Liputan6.com, Jakarta - Kementerian Ketenagakerjaan (Kemnaker) telah menerima sebanyak 396 pengaduan terkait dengan pembayaran Tunjangan Hari Raya (THR). Angka ini meningkat dari tahun sebelumnya yang sebanyak 241 pengaduan.
Kasubdit Pengawasan Norma Waktu Kerja, Waktu Istirahat, dan Pengupahan Kemnaker FX Watratan mengatakan, pengaduan tersebut masuk ke posko THR yang dibuka oleh Kemnaker sejak 28 Mei 2018, baik melalui email, Whatsapp, SMS, telepon maupun datang langsung ke posko.
Baca Juga
Advertisement
"Per 17 Juni ada 396 pengaduan. Sebenarnya ada tambahan sampai kemarin 24 laporan yang belum bisa pilah apakah aduan atau hanya konsultasi. Tapi yang 396 jumlah pengaduan yang di luar konsultasi. Itu yang fix ditindaklanjtui melalui koordinasi dengan Disnaker terkait," ujar dia di Kantor Kemnaker, Jakarta, Kamis (21/6/2018).
Watratan mengungkapkan, dari jumlah pengaduan tersebut, sekitar 60-70 persen disebabkan adanya kasus yang tengah berjalan seperti pemutusan hubungan kerja (PHK) dan berakhirnya kontrak kerja.
Kemudian sekitar 30 persen lantaran keterlambatan pembayaran THR oleh perusahaan. Hal tersebut biasanya terkait dengan masalah keuangan yang tengah dialami oleh perusahaan.
"Ada keterlambatan pembayaran THR, karena (dibayarkan) lebih dari H-7. Kan beberapa perusahaan cost dan pemasukan di Juni tidak seimbang, sehingga terjadi keterlambatan pembayaran," ia menerangkan.
Ancaman Sanksi
Menurut Watratan, hingga saat ini, Kemnaker masih terus merampungkan data terkait pengaduan hingga berakhirnya masa kerja posko pengaduan THR pada 22 Juni 2018. Selanjutnya, Kemnaker akan berkoordinasi dengan pemerintah daerah untuk memberikan sanksi kepada perusahaan yang benar-benar tidak membayarkan THR kepada pekerjanya.

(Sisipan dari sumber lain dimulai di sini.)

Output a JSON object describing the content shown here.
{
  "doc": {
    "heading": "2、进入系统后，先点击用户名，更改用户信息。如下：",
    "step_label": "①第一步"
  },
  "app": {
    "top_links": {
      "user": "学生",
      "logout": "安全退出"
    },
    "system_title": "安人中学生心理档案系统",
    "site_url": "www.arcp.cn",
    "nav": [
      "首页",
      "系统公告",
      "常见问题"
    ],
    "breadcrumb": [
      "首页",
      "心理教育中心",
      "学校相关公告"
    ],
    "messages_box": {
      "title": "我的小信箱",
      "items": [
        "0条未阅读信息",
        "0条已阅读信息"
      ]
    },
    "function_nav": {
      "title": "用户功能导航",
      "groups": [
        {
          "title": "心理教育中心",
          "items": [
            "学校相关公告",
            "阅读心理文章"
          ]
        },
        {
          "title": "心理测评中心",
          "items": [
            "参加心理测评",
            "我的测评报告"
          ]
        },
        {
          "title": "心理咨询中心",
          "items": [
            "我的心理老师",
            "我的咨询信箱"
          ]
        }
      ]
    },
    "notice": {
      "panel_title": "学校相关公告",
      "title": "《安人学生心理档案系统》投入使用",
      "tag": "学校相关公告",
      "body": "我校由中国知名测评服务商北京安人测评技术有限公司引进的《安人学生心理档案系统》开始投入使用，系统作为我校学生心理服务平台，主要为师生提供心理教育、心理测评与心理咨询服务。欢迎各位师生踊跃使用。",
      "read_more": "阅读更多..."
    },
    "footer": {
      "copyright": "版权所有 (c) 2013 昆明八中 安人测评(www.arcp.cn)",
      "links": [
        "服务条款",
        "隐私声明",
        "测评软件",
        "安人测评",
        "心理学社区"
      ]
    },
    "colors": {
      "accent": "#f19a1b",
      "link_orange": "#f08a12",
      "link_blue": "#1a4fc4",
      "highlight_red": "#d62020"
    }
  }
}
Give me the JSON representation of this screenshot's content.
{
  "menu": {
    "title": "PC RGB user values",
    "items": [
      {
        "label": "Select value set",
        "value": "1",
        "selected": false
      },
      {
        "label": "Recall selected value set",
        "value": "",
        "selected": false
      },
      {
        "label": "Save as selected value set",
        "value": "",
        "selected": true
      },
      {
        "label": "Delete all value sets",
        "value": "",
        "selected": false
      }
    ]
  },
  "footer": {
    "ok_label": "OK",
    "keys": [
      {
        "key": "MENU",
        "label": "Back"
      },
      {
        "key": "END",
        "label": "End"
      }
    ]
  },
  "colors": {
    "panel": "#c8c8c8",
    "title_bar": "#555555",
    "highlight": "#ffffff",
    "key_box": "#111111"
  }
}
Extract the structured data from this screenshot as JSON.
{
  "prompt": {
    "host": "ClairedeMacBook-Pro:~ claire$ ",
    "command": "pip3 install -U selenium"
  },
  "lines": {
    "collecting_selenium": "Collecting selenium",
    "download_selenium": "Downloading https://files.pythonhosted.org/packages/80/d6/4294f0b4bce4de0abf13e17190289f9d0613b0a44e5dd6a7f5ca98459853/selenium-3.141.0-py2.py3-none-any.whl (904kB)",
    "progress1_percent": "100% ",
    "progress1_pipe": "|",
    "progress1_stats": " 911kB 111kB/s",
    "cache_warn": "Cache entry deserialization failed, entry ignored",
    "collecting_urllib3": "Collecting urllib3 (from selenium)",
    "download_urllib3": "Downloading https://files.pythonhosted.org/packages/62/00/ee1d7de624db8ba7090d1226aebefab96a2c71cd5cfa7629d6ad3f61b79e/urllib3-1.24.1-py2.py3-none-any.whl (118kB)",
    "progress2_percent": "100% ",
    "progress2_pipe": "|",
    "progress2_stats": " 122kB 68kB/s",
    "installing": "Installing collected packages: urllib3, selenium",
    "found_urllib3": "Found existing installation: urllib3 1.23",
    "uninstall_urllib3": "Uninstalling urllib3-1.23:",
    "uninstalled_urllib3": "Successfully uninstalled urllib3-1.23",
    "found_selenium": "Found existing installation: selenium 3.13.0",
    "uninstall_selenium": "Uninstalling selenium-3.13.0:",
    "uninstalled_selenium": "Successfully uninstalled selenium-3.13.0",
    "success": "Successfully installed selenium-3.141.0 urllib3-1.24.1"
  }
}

"Di regulasi kita, yang terkait sanksi hanya perusahaan yang betul-betul tidak mau membayar, itu bisa berupa pembatasan kegiatan usaha. Tapi ada alasannya, mereka tidak bayar kenapa, misalnya masalah keuangan dengan bukti audit akuntan publik," ungkap dia.
Selain pembatasan kegiatan usaha, sanksi lain yaitu berupa denda sebesar 5 persen dari total THR yang harus dibayarkan kepada seluruh pekerjanya. Pemberian sanksi ini akan diserahkan kepada pemerintah daerah dan Dinas Tenaga Kerja terkait.
"Dari temuan itu kita rekomendasikan, nanti Gubernur melalui SKPD merekomendasikan apakah mau diambil tindakan pembatasan usaha atau hanya teguran tertulis. Pemda terkait yang punya kewenangan perizinan kegiatan usaha. Pemda terkait yang mempertimbangkan, apakah perusahaan perlu tidak diberikan denda 5 persen dengan melihat kondisi keuangan perusahaan. Karen kan libur panjang, sehingga perusahaan mungkin alami kesulitan keuangan," tandas dia.